Personal information
- Nationality: Barbadian
- Born: 6 June 1968 (age 58) England

Sport
- Sport: Athletics
- Event: Triple jump

= Alvin Haynes =

Barbadian triple jumper

Alvin Haynes (born 6 June 1968) is a Barbadian athlete who competed in the men's triple jump at the 1992 Summer Olympics. As an athlete for the University of Mississippi, Haynes was a two-time Southeastern Conference champion and is the current Barbadian national record holder in triple jump.

== Early life ==
Alvin Haynes was born in England on 6 June 1968 and was raised in Christ Church, Barbados. Haynes attended St. Matthias Boys Primary School in the parish, where he excelled at running. Stefon Jordan of Barbados Today described Haynes as "unstoppable" during his races.

Upon Haynes' admission to foundation school, he was met with increased competition in the sprints, frequently losing races. At the school, Haynes pivoted to long jump and high jump, before finding success in triple jump.

At the 1984 CARIFTA Games, Haynes won gold in the triple jump competition for boys under 17. At the 1987 CARIFTA Games, Haynes won bronze in the same event for boys under 20.

== Collegiate career ==
After completing some engineering study at the Samuel Jackman Prescod Institute of Technology in Pine Hill, Barbados, Haynes was offered a full athletic scholarship at the University of Mississippi in Oxford, Mississippi, United States, to compete for the Ole Miss Rebels track and field program.

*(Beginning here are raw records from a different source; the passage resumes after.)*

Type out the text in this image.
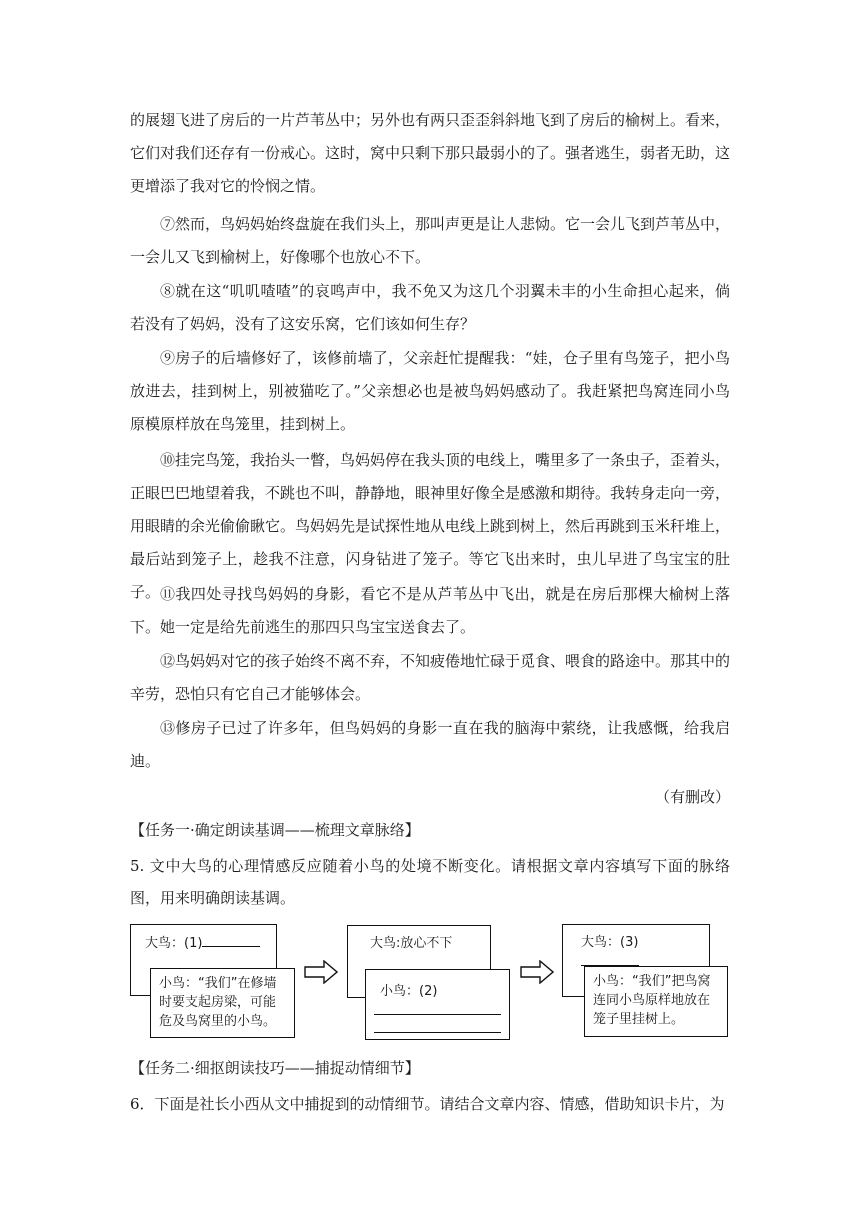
的展翅飞进了房后的一片芦苇丛中；另外也有两只歪歪斜斜地飞到了房后的榆树上。看来，它们对我们还存有一份戒心。这时，窝中只剩下那只最弱小的了。强者逃生，弱者无助，这更增添了我对它的怜悯之情。

⑦然而，鸟妈妈始终盘旋在我们头上，那叫声更是让人悲恸。它一会儿飞到芦苇丛中，一会儿又飞到榆树上，好像哪个也放心不下。

⑧就在这“叽叽喳喳”的哀鸣声中，我不免又为这几个羽翼未丰的小生命担心起来，倘若没有了妈妈，没有了这安乐窝，它们该如何生存？

⑨房子的后墙修好了，该修前墙了，父亲赶忙提醒我：“娃，仓子里有鸟笼子，把小鸟放进去，挂到树上，别被猫吃了。”父亲想必也是被鸟妈妈感动了。我赶紧把鸟窝连同小鸟原模原样放在鸟笼里，挂到树上。

⑩挂完鸟笼，我抬头一瞥，鸟妈妈停在我头顶的电线上，嘴里多了一条虫子，歪着头，正眼巴巴地望着我，不跳也不叫，静静地，眼神里好像全是感激和期待。我转身走向一旁，用眼睛的余光偷偷瞅它。鸟妈妈先是试探性地从电线上跳到树上，然后再跳到玉米秆堆上，最后站到笼子上，趁我不注意，闪身钻进了笼子。等它飞出来时，虫儿早进了鸟宝宝的肚子。 ⑪我四处寻找鸟妈妈的身影，看它不是从芦苇丛中飞出，就是在房后那棵大榆树上落下。她一定是给先前逃生的那四只鸟宝宝送食去了。

⑫鸟妈妈对它的孩子始终不离不弃，不知疲倦地忙碌于觅食、喂食的路途中。那其中的辛劳，恐怕只有它自己才能够体会。

⑬修房子已过了许多年，但鸟妈妈的身影一直在我的脑海中萦绕，让我感慨，给我启迪。

（有删改）
【任务一·确定朗读基调——梳理文章脉络】
5. 文中大鸟的心理情感反应随着小鸟的处境不断变化。请根据文章内容填写下面的脉络图，用来明确朗读基调。
大鸟：(1)
小鸟：“我们”在修墙时要支起房梁，可能危及鸟窝里的小鸟。
大鸟:放心不下
小鸟：(2)
大鸟：(3)
小鸟：“我们”把鸟窝连同小鸟原样地放在笼子里挂树上。
【任务二·细抠朗读技巧——捕捉动情细节】
6．下面是社长小西从文中捕捉到的动情细节。请结合文章内容、情感，借助知识卡片，为
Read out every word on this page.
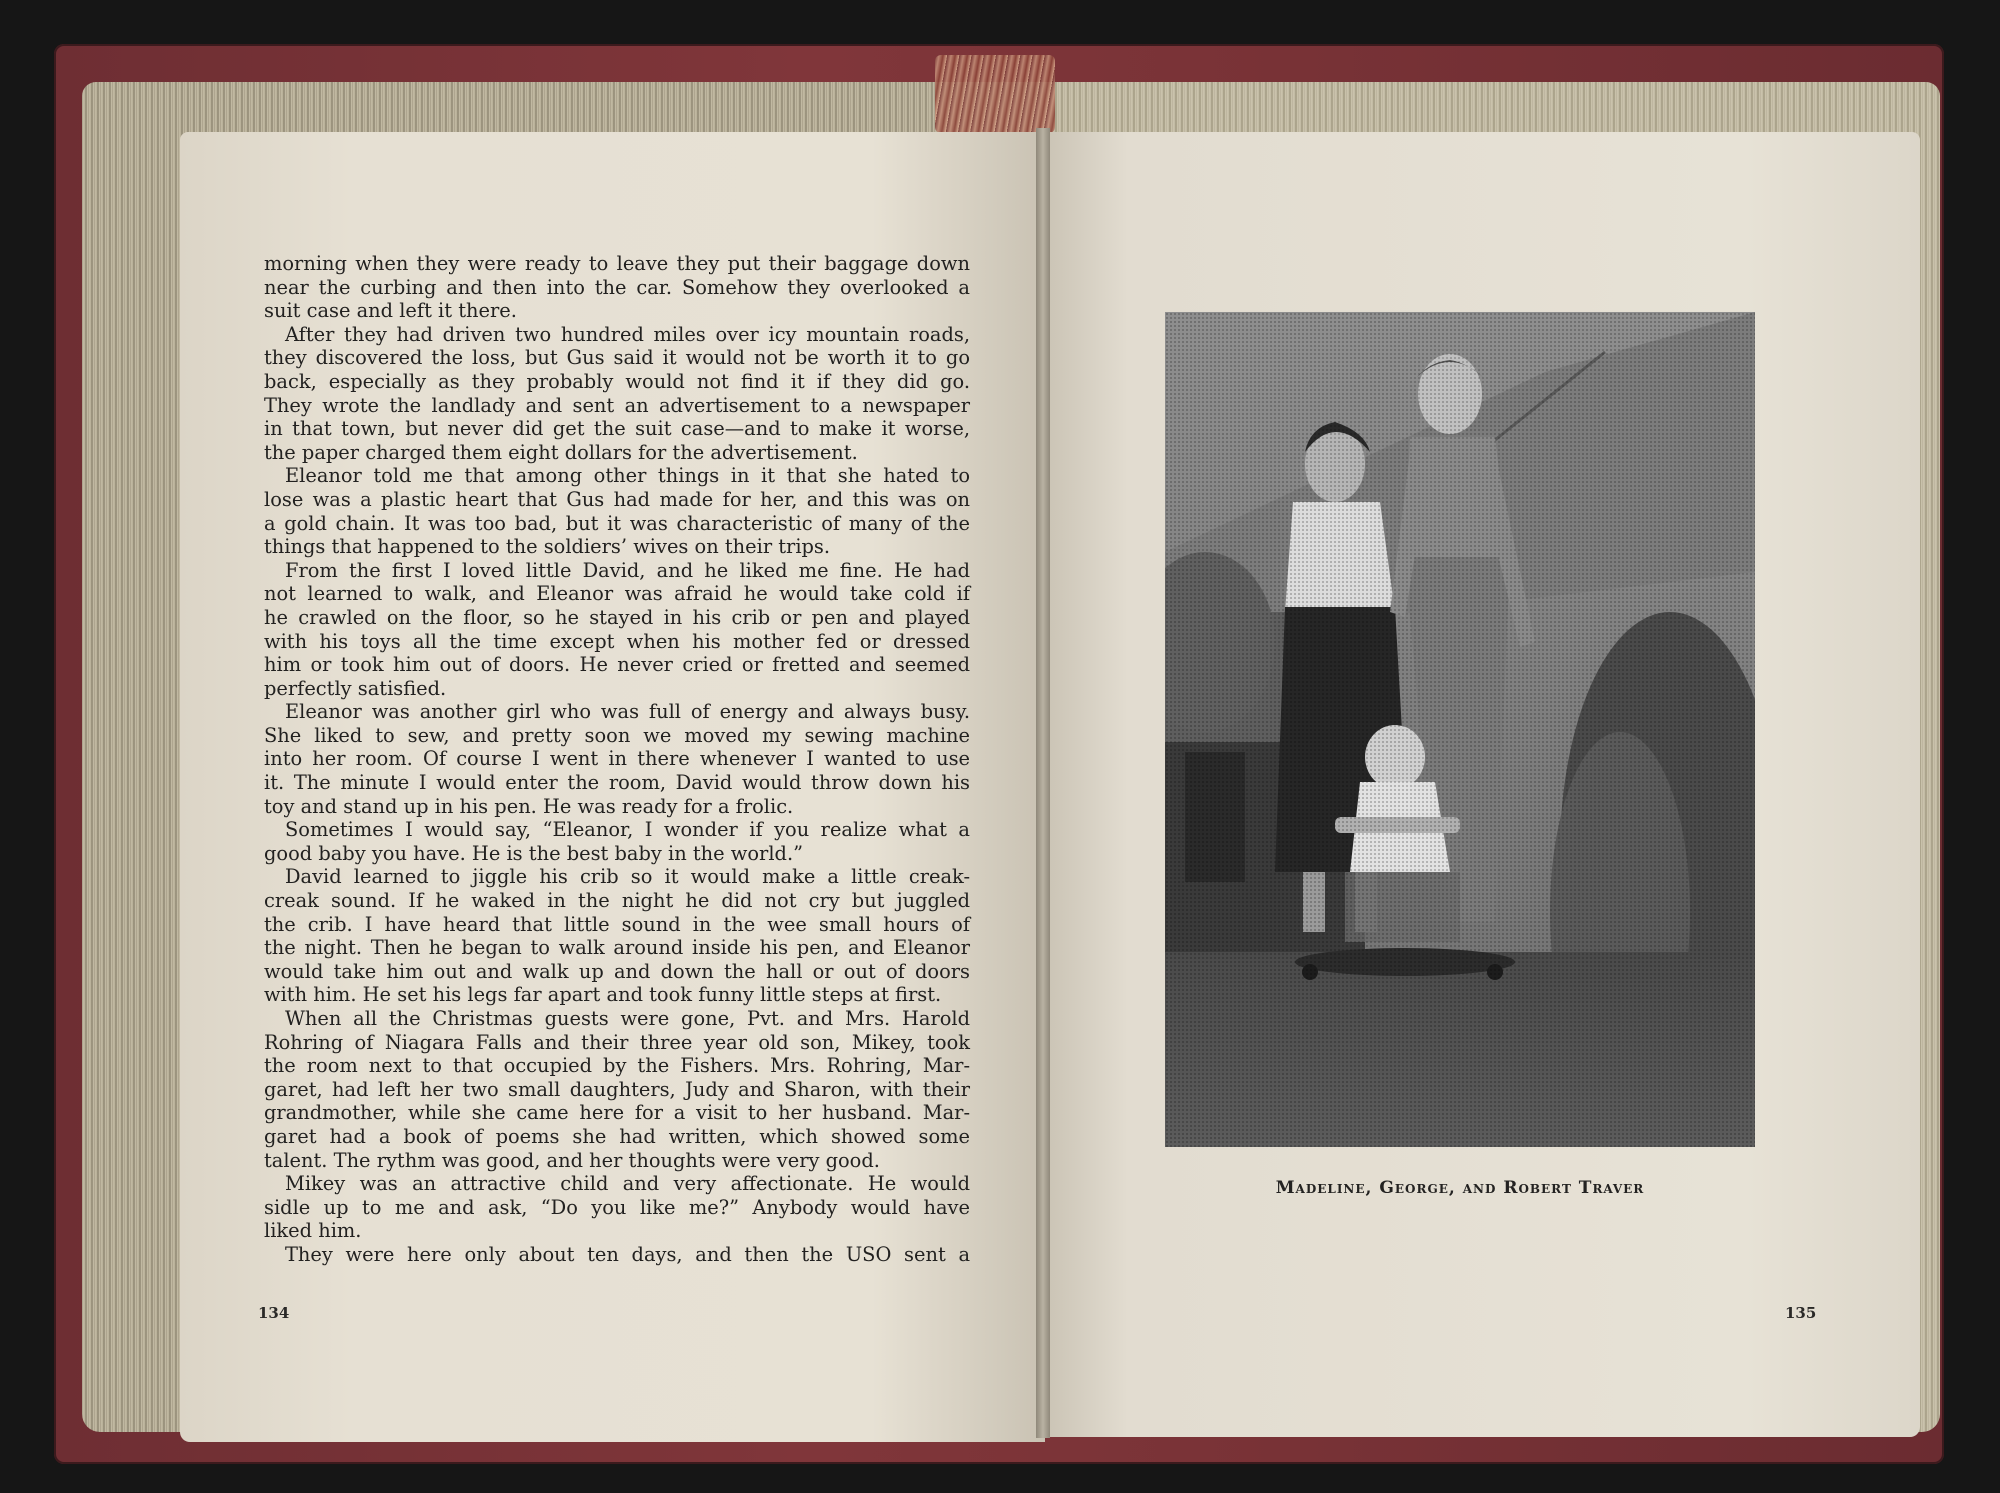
morning when they were ready to leave they put their baggage down
near the curbing and then into the car. Somehow they overlooked a
suit case and left it there.
After they had driven two hundred miles over icy mountain roads,
they discovered the loss, but Gus said it would not be worth it to go
back, especially as they probably would not find it if they did go.
They wrote the landlady and sent an advertisement to a newspaper
in that town, but never did get the suit case—and to make it worse,
the paper charged them eight dollars for the advertisement.
Eleanor told me that among other things in it that she hated to
lose was a plastic heart that Gus had made for her, and this was on
a gold chain. It was too bad, but it was characteristic of many of the
things that happened to the soldiers’ wives on their trips.
From the first I loved little David, and he liked me fine. He had
not learned to walk, and Eleanor was afraid he would take cold if
he crawled on the floor, so he stayed in his crib or pen and played
with his toys all the time except when his mother fed or dressed
him or took him out of doors. He never cried or fretted and seemed
perfectly satisfied.
Eleanor was another girl who was full of energy and always busy.
She liked to sew, and pretty soon we moved my sewing machine
into her room. Of course I went in there whenever I wanted to use
it. The minute I would enter the room, David would throw down his
toy and stand up in his pen. He was ready for a frolic.
Sometimes I would say, “Eleanor, I wonder if you realize what a
good baby you have. He is the best baby in the world.”
David learned to jiggle his crib so it would make a little creak-
creak sound. If he waked in the night he did not cry but juggled
the crib. I have heard that little sound in the wee small hours of
the night. Then he began to walk around inside his pen, and Eleanor
would take him out and walk up and down the hall or out of doors
with him. He set his legs far apart and took funny little steps at first.
When all the Christmas guests were gone, Pvt. and Mrs. Harold
Rohring of Niagara Falls and their three year old son, Mikey, took
the room next to that occupied by the Fishers. Mrs. Rohring, Mar-
garet, had left her two small daughters, Judy and Sharon, with their
grandmother, while she came here for a visit to her husband. Mar-
garet had a book of poems she had written, which showed some
talent. The rythm was good, and her thoughts were very good.
Mikey was an attractive child and very affectionate. He would
sidle up to me and ask, “Do you like me?” Anybody would have
liked him.
They were here only about ten days, and then the USO sent a
134
Madeline, George, and Robert Traver
135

As a member of the Rebels, Haynes earned indoor All-American honors after finishing fifth in the triple jump at the 1991 NCAA Division I Men's Indoor Track and Field Championships, and earned an outdoor All-American nod after finishing fourth in the event at the 1992 NCAA Division I Men's Outdoor Track and Field Championships. He was also a two-time Southeastern Conference champion in the triple jump, winning the conference championship in 1990 and 1992. At the 1992 conference championships, Haynes set his career personal record, with a mark of 16.70 metres. The mark remains a Barbadian national record.

Haynes graduated with a bachelor's degree in business administration. He was roommates with fellow Barbadian Olympian Allan Ince.

The university's student newspaper, The Daily Mississippian, listed Haynes as one of the "players that put Ole Miss Athletics on the map" in 2023.

== Professional career ==
At the men's triple jump event at the 1992 Summer Olympics, Haynes finished the qualifying round with a mark of 15.93 metres, good for 32nd in the field, which did not advance him to the final round.